Die Regenbogennation verabschiedet ihren Helden ganz in der Nähe von Mandelas ehemaliger Heimat, dem Township Soweto. Hier hielt er nach 27 Jahren im Gefängnis 1990 vor 100 000 jubelnden Menschen eine flammende Rede für die Demokratie. Hier sahen die meisten Südafrikaner ihren „Tata Madiba“ bei der Fußball-WM 2010 das letzte Mal. So wollen sie ihn in Erinnerung behalten, alt, aber strahlend und optimistisch.

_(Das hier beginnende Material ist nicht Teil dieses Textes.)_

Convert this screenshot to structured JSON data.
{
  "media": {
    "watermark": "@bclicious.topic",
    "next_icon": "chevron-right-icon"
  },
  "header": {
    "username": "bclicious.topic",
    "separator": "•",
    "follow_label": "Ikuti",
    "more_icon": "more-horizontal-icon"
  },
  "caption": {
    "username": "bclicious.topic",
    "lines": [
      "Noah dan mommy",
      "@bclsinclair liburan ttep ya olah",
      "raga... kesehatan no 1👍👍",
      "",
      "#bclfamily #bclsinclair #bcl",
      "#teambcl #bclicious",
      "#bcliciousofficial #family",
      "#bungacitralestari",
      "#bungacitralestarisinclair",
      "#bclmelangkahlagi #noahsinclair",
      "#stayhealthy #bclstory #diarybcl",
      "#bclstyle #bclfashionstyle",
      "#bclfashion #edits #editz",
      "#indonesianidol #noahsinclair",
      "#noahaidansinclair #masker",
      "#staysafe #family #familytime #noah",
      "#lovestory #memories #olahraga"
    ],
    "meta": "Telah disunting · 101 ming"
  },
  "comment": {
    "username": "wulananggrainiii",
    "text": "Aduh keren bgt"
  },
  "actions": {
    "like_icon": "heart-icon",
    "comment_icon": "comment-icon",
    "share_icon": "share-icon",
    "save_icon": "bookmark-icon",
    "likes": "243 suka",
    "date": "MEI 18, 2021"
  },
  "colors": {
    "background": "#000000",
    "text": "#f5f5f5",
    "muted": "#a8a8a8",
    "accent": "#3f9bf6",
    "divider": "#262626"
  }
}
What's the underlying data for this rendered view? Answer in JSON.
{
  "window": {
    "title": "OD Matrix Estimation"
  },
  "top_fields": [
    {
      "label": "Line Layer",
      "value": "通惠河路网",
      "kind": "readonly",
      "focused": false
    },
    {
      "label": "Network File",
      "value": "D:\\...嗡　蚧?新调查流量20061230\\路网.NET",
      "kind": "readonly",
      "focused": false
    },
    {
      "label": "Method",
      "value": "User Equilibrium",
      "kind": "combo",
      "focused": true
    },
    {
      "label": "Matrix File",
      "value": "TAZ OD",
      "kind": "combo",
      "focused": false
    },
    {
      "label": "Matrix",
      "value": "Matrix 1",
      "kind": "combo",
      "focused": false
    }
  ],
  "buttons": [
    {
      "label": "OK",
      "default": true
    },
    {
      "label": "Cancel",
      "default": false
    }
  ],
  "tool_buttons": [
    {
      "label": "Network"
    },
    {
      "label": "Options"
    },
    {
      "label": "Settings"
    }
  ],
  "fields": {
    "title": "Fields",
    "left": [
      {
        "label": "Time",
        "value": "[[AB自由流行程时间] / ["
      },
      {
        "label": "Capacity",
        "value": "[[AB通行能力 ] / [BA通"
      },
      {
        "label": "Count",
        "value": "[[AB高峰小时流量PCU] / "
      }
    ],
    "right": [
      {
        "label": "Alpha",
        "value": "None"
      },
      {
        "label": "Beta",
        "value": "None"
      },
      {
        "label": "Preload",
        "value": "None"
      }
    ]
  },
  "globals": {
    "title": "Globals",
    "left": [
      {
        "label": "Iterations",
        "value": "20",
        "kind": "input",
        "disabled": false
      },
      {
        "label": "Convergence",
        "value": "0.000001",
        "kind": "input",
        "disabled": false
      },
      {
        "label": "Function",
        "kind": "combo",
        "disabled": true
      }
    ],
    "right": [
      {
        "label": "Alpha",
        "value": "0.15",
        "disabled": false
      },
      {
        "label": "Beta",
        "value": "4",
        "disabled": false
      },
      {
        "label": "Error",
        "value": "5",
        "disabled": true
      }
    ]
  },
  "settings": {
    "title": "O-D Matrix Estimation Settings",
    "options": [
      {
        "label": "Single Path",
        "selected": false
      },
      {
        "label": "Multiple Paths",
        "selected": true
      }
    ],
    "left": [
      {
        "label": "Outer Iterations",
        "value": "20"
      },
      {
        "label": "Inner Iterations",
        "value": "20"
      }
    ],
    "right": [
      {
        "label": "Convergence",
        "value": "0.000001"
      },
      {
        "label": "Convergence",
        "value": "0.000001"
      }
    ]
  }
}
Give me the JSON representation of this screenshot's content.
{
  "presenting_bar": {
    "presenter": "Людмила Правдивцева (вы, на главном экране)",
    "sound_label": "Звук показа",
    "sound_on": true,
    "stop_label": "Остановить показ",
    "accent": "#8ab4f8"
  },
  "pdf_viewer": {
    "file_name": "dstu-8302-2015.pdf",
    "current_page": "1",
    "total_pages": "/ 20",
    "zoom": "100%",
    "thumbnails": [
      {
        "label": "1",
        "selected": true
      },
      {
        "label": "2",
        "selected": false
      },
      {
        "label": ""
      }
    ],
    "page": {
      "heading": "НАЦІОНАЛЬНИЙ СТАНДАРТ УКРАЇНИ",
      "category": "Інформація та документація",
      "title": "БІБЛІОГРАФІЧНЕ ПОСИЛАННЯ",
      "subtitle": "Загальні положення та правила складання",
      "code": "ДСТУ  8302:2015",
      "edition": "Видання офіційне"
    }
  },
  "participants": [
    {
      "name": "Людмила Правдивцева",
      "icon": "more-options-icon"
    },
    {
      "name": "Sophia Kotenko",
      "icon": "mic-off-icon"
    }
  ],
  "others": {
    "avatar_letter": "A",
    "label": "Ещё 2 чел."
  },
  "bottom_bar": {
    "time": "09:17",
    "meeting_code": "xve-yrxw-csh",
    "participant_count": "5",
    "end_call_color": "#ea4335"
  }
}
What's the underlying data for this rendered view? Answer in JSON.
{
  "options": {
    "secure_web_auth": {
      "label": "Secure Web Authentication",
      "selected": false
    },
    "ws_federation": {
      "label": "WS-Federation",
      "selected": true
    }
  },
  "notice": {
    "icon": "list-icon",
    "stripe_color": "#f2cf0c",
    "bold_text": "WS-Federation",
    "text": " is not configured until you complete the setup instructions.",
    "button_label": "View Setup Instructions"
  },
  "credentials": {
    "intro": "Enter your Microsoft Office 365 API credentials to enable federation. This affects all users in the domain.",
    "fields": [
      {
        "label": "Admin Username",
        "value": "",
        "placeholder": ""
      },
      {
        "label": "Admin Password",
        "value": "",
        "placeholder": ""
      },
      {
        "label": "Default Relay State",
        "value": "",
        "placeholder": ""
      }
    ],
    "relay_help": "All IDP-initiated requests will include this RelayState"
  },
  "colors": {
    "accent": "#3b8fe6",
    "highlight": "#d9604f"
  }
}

Doch bei allem Optimismus wird auch deutlich, dass Mandelas Lebenswerk noch nicht vollendet ist. „Unser Fortschritt darf den Fakt nicht verschleiern, dass unsere Arbeit noch nicht getan ist“, sagt Obama. Und so sehr er, Mandelas Familie und ehemalige südafrikanische Präsidenten bejubelt werden, muss sich der amtierende Präsident Jacob Zuma immer wieder ein Pfeifkonzert gefallen lassen. Doch damit wird sich Südafrika erst nach der nationalen Trauerwoche beschäftigen müssen. Am Sonntag wird Mandela nahe seines Heimatdorfes Qunu beigesetzt. In Johannesburg rufen die Leute zum Abschied: „Hamba Kahle, Madiba“ — „Leb wohl, geh in Frieden“.